I’m talking plover, cardinal,
and wren—sky-glazed
and singing, but Big Apple
bustle gobbled
them up. I almost
told her I wanted
to spring
into water, plunge to find
bottom, maybe a tadpole
or two. Now this pond resembles
what the mind wants
heaven to be—not a simple
infinity but a closet
that stores all we’ve missed until
it’s needed. Piggy,
wherever you are, does
a hot spotlight still warm
your loneliness? Are you also
haunted by capers lost?  
And have you heard about
poor Nanny, left to a single
paragraph
on the back page of a paper
no one reads anymore? All I can
remember of her now is a song
whispered from a doorway
just before I sink
into dreams.


Brian Patrick Heston grew up in a lower working class section of Philadelphia. His full-length collection, If You Find Yourself, won the Main Street Rag Poetry Book Prize.

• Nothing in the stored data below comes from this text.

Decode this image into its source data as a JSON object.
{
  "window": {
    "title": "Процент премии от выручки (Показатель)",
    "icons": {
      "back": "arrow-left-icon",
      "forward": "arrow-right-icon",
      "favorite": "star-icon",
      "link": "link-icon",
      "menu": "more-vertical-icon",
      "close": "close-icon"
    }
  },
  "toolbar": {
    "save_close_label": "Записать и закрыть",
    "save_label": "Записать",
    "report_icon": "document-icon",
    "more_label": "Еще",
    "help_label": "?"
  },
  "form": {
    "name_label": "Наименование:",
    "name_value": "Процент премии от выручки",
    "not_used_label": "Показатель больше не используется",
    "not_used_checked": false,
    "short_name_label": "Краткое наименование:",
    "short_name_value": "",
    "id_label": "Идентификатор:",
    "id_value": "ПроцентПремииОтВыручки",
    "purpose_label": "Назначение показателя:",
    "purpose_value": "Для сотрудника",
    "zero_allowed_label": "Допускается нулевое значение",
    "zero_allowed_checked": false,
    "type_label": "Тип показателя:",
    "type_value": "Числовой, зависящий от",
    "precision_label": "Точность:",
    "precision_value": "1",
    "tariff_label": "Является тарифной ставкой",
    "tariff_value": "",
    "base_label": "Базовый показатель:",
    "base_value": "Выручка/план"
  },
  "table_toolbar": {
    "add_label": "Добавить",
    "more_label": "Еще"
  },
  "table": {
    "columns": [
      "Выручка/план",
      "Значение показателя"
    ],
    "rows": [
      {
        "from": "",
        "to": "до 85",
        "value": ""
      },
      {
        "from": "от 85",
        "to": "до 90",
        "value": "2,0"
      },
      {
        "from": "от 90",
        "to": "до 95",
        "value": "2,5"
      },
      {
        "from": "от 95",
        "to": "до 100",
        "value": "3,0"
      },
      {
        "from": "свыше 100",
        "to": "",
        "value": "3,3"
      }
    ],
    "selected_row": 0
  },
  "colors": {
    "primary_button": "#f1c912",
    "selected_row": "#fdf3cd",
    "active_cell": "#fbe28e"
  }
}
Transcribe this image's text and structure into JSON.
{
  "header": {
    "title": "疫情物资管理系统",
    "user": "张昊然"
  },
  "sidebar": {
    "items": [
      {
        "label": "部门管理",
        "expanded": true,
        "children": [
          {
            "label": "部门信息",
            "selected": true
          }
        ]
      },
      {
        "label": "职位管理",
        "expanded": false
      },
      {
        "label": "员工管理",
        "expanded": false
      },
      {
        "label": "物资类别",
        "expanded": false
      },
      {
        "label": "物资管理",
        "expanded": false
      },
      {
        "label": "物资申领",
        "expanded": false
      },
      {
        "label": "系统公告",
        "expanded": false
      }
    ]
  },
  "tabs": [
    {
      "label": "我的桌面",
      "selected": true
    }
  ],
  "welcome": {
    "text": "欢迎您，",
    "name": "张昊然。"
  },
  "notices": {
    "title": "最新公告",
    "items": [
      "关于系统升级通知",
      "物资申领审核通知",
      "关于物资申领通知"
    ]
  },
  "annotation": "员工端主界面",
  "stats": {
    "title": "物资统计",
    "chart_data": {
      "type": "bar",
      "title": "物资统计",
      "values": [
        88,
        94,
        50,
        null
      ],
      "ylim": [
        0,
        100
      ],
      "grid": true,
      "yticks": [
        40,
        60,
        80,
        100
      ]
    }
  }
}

His poems have won awards from the Dorothy Sargent Rosenberg Foundation and the Robinson Jeffers Tor House Foundation, and have appeared in such publications as the Southern Review, Aesthetica, Prairie Schooner, North American Review, Missouri Review, Hotel Amerika, Poet Lore, Ghost Fishing, and an anthology of eco-poetry published by the University of Georgia Press. Currently, he teaches literature and creative writing classes at Truman State University.